Anaon
↬ Anjou, bien plus tôt ↫
Silence.
Profané par les éclatements secs de la pluie sur le verre.
Un point igné, repoussant les ombres dégoulinantes de ce jour sans soleil.
Silence.
La pipe est coincée entre ses lèvres. L'allumette ne vient pourtant pas en calciner l'herbe. Son travail commence. Elle se prépare à devenir un concept. Insaisissable. Ne rien laisser d'elle, aucune odeur, aucun parfum, aucune fragrance d'herbe brulée. C'est pourquoi elle n'allume pas sa pipe, passée aux lèvres pourtant dans un geste réflexe. Elle gonfle ses poumons du goût imaginaire qui apaise et concentre ses réflexions. Ses narines se tapissent un second temps de cette vague odeur de souffre qui marque encore plus son illusion.
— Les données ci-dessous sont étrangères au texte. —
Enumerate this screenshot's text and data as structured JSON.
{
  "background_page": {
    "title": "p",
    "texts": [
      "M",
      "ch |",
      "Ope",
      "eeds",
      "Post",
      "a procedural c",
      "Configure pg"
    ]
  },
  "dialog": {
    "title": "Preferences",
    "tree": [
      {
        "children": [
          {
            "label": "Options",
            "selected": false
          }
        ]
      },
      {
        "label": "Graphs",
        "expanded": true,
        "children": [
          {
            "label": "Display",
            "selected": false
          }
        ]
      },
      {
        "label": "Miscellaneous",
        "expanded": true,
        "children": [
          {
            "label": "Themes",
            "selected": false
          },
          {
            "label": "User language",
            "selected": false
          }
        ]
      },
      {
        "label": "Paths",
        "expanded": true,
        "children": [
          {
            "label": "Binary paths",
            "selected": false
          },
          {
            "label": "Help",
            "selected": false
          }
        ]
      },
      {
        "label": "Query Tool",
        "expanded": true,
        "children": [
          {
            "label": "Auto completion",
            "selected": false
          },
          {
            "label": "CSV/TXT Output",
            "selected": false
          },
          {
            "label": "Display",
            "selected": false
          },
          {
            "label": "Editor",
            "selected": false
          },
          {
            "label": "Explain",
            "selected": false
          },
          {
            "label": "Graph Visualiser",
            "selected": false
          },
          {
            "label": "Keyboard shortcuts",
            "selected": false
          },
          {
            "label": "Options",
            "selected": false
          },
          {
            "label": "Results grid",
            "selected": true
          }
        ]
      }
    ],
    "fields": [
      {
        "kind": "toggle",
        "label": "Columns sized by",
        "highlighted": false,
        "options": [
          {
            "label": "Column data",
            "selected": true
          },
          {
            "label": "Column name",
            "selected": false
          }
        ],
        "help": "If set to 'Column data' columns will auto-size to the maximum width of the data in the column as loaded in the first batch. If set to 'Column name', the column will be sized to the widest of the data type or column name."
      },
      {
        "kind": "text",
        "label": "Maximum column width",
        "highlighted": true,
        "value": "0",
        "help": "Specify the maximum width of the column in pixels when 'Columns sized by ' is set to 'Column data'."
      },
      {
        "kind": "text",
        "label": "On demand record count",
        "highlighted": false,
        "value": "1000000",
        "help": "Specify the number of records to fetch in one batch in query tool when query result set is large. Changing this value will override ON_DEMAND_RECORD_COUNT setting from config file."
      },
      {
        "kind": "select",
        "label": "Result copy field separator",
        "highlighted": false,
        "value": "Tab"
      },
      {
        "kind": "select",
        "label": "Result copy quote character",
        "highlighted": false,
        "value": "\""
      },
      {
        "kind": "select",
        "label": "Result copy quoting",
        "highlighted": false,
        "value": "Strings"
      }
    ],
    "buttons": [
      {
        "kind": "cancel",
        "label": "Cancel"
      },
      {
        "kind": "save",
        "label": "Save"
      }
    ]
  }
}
L'allumette se consume lentement dans sa main, recroquevillant le petit roseau soufré d'un arabesque tortueux et noirci. Quand la mèche incandescente vient lécher sa peau, elle écrase sans vergogne la flamme entre ses deux doigts nus. La douleur furtive lui fait à peine frémir un sourcil. Elle ne bouge pas.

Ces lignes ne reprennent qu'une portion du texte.